Я ее чувствовал: жирную, наглую, барахтающуюся в голове. Лежал в одних трусах на матрасе, раскинув руки и ноги, — и одновременно сидел в кресле в консультационной комнате № 4, слушая Энсона Уильямса.
— Конечно. Кто же не рассказывает про своих предков?
— Не сомневаюсь: вы поняли, что я имею в виду.
— Понял, но…
Почему же он так спокойно обсуждал исчезновение Дженнифер и так встрепенулся, когда речь пошла о родителях?
— Отчего «но»? Почему вы не хотите рассказывать о них?

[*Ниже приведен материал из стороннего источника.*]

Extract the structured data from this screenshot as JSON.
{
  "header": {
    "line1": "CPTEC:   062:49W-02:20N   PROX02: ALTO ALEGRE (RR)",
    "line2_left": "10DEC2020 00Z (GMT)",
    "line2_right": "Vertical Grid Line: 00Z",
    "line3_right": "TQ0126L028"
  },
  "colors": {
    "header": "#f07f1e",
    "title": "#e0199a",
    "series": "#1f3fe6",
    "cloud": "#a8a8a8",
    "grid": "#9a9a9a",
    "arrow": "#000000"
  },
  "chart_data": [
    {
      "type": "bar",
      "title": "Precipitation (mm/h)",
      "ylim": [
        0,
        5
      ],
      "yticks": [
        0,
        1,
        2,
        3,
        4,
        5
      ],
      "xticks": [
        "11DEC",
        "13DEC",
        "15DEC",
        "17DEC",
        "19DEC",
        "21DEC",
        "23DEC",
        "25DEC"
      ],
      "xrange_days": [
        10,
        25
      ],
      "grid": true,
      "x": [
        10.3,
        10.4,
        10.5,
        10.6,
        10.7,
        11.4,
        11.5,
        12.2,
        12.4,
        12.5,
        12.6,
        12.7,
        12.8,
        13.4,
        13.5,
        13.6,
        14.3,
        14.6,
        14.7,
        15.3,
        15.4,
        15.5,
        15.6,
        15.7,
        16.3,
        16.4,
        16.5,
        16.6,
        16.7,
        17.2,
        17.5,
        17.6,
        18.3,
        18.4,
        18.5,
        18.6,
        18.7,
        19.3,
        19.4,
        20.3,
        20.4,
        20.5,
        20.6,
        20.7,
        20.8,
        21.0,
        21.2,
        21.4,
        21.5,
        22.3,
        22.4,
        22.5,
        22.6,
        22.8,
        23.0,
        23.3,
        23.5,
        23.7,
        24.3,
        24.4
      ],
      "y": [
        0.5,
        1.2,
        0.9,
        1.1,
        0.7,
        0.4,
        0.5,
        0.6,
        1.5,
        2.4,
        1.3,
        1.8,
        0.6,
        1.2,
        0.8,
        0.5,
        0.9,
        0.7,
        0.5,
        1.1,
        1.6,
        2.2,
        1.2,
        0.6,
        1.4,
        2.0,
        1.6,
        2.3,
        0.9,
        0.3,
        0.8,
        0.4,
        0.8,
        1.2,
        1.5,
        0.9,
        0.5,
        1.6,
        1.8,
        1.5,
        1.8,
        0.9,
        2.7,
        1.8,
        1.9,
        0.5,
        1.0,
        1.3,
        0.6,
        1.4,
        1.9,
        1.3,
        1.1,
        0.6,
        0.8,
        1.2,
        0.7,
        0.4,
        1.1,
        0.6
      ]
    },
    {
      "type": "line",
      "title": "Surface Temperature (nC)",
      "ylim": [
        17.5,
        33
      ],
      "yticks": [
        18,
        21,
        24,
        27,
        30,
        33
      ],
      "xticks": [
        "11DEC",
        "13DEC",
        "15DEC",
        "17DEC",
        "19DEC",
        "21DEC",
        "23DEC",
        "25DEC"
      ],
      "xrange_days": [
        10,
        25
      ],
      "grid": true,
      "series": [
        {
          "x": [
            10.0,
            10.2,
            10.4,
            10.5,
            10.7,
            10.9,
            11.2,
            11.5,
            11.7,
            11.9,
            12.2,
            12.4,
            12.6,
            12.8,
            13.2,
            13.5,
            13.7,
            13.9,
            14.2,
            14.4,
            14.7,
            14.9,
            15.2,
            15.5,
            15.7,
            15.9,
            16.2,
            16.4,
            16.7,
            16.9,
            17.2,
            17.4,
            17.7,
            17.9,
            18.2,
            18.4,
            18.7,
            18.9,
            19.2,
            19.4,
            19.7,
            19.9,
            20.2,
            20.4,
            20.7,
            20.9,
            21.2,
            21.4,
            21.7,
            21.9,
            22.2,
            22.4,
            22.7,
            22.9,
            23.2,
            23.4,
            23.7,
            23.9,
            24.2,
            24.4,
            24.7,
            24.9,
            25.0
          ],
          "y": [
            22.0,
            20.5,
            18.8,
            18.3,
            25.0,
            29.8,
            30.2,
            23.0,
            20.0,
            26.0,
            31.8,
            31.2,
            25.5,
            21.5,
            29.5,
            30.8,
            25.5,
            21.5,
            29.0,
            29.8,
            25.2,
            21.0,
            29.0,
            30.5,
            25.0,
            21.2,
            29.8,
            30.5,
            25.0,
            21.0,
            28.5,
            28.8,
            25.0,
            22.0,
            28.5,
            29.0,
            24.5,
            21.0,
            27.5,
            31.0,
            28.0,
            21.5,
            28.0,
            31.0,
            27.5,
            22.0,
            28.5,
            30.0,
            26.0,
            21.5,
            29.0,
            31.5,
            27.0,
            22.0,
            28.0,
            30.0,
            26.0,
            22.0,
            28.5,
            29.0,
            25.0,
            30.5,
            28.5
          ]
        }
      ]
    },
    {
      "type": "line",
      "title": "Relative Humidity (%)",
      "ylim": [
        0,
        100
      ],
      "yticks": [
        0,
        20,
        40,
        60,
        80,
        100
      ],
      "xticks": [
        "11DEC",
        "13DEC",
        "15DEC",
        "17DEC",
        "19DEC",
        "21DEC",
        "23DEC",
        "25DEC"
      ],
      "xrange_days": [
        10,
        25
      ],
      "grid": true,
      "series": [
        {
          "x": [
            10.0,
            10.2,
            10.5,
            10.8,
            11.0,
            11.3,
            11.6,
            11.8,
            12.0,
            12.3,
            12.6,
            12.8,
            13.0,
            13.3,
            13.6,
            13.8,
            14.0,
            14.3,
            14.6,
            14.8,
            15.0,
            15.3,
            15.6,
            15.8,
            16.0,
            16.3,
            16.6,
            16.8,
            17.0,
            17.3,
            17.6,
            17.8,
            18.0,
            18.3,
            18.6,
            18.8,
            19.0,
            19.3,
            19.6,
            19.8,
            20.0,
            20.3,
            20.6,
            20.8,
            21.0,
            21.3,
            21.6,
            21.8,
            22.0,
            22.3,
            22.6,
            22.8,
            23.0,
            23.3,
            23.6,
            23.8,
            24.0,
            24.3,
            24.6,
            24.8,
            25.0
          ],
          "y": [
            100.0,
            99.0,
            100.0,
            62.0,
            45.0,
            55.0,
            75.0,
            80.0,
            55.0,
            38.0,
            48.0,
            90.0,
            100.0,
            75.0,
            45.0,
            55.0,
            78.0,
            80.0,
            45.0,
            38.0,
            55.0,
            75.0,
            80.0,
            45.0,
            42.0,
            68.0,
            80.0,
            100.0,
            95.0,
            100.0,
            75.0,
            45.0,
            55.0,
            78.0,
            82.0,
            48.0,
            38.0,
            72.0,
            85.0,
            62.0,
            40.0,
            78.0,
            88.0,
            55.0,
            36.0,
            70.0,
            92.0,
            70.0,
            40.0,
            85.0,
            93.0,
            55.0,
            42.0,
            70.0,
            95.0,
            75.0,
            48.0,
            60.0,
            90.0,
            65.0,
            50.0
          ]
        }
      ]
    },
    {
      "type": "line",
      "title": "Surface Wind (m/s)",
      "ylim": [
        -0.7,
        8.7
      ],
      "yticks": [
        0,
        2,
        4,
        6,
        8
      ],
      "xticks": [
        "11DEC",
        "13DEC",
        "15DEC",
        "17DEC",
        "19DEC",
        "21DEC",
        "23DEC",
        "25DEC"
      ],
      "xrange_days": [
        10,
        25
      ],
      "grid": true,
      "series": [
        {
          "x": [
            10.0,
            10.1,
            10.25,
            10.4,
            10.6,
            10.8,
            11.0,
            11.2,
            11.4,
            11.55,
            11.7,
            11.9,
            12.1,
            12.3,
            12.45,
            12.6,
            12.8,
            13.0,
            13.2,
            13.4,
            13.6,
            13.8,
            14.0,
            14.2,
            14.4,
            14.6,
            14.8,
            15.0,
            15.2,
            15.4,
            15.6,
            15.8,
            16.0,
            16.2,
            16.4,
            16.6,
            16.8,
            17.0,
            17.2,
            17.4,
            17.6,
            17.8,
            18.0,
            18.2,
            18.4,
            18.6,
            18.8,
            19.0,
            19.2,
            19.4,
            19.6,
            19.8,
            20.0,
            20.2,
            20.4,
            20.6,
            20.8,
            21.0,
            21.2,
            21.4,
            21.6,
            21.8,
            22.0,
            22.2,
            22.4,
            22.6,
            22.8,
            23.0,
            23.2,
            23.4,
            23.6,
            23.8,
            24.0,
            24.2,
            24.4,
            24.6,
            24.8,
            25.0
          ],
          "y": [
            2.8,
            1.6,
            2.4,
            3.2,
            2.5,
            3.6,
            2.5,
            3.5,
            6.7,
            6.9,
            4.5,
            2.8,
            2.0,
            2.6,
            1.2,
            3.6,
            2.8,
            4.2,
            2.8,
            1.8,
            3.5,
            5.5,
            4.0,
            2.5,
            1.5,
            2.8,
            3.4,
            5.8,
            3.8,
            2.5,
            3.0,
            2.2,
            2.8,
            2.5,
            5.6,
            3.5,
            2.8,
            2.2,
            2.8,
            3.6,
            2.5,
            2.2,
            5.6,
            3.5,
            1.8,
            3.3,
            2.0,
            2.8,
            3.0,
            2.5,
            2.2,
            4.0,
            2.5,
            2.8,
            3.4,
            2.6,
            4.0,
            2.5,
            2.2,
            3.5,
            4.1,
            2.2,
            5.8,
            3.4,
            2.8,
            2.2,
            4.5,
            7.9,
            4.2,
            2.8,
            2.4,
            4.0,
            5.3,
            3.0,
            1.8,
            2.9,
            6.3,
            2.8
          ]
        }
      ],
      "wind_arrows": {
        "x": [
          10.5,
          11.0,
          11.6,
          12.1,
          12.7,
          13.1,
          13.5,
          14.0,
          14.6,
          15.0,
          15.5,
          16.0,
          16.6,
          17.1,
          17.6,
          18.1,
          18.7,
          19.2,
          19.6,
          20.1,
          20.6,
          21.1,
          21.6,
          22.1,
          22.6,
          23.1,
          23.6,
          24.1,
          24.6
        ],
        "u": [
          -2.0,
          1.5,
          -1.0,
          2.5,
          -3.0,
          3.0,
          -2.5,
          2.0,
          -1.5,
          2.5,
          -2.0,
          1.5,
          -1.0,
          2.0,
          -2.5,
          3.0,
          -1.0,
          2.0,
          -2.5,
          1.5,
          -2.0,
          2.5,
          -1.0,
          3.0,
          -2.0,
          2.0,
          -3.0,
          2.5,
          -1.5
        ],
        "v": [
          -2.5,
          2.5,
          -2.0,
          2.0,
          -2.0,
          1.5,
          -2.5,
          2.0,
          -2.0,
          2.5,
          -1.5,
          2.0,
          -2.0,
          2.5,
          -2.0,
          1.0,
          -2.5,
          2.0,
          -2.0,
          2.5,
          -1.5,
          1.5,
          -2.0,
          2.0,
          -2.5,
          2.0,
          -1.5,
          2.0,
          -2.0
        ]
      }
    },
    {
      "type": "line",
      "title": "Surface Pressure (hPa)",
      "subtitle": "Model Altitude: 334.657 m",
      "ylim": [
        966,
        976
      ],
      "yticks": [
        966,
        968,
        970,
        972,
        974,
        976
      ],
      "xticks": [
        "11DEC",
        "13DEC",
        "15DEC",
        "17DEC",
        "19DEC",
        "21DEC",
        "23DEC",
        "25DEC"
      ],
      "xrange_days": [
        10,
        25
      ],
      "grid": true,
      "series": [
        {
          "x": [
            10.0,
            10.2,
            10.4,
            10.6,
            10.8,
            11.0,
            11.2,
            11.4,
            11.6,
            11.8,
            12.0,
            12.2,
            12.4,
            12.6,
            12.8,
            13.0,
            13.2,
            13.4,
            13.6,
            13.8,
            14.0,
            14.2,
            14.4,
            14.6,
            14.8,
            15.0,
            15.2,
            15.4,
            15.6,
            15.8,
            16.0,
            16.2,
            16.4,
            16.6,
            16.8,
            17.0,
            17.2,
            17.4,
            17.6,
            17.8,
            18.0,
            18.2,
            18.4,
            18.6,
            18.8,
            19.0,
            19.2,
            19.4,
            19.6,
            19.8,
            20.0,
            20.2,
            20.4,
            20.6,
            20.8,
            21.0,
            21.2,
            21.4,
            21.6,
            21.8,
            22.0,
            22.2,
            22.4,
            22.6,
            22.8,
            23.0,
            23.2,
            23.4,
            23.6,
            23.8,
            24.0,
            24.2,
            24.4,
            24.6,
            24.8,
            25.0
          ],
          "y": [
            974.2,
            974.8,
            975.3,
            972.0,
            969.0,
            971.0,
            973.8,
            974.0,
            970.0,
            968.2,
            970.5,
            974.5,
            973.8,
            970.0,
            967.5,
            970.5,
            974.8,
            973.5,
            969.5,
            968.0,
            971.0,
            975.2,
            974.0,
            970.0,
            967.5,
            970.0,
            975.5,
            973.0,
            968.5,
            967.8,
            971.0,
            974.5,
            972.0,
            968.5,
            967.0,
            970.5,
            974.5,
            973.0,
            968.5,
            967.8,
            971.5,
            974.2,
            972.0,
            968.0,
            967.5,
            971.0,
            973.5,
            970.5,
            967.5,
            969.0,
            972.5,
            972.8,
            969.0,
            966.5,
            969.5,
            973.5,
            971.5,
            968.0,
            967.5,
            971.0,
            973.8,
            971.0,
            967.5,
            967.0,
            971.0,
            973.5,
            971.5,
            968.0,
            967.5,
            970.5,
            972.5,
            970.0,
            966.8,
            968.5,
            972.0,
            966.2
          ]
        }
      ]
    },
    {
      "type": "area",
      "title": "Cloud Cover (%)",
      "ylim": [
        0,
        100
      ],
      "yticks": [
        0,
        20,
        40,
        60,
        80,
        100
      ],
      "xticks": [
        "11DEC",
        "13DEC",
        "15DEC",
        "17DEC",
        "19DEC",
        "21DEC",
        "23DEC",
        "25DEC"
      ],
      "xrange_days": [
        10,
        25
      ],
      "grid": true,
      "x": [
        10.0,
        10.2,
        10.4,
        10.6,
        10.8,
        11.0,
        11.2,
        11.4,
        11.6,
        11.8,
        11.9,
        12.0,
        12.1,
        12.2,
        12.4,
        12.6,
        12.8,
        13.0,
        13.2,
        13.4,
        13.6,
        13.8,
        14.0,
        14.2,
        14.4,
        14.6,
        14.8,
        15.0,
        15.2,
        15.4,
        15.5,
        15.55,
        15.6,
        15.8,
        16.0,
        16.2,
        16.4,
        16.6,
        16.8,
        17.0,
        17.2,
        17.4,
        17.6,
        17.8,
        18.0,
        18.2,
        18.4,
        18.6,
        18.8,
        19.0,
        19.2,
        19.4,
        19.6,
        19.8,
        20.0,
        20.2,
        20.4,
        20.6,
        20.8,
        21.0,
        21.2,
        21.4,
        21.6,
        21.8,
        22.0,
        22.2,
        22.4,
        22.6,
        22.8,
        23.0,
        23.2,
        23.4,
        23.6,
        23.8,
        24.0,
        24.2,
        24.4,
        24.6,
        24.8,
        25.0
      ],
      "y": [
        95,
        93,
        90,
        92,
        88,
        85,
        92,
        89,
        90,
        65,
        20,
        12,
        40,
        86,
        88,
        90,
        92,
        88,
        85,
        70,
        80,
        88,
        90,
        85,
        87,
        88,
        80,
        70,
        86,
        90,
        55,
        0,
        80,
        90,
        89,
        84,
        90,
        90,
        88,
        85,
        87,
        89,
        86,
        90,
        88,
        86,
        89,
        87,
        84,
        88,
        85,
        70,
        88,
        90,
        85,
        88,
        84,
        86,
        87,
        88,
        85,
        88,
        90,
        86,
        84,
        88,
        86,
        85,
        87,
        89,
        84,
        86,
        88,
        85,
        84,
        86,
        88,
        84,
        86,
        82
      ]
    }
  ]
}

— Мне… мне неохота. Неловко как-то.
— Вы пообещали никому не рассказывать?
— Угу.
— Но ведь обстоятельства изменились.
— Угу.
— Ситуация отчаянная, разве нет?
Закусил губу.
— Наверное, — выдавил наконец.
«Наверное», надо же. Тогда я подумал: это заморочка «системщиков» — на все смотреть через призму их идиотской веры. А ведь он потом объяснил:
— Ксен говорит: мы должны учиться на этой… этих, — сглотнул судорожно, — да, грехах, преступлениях. Причина страдания не важна, важен результат — наше впечатление, осмысление перенесенного. А чтобы осмыслить, мы должны принять свою жизнь целиком, со всем скверным и хорошим, должны понять: ничего, ни единого вздоха не пропало, не совершилось зря… Дженнифер не… не смогла принять… согласиться с жизнью.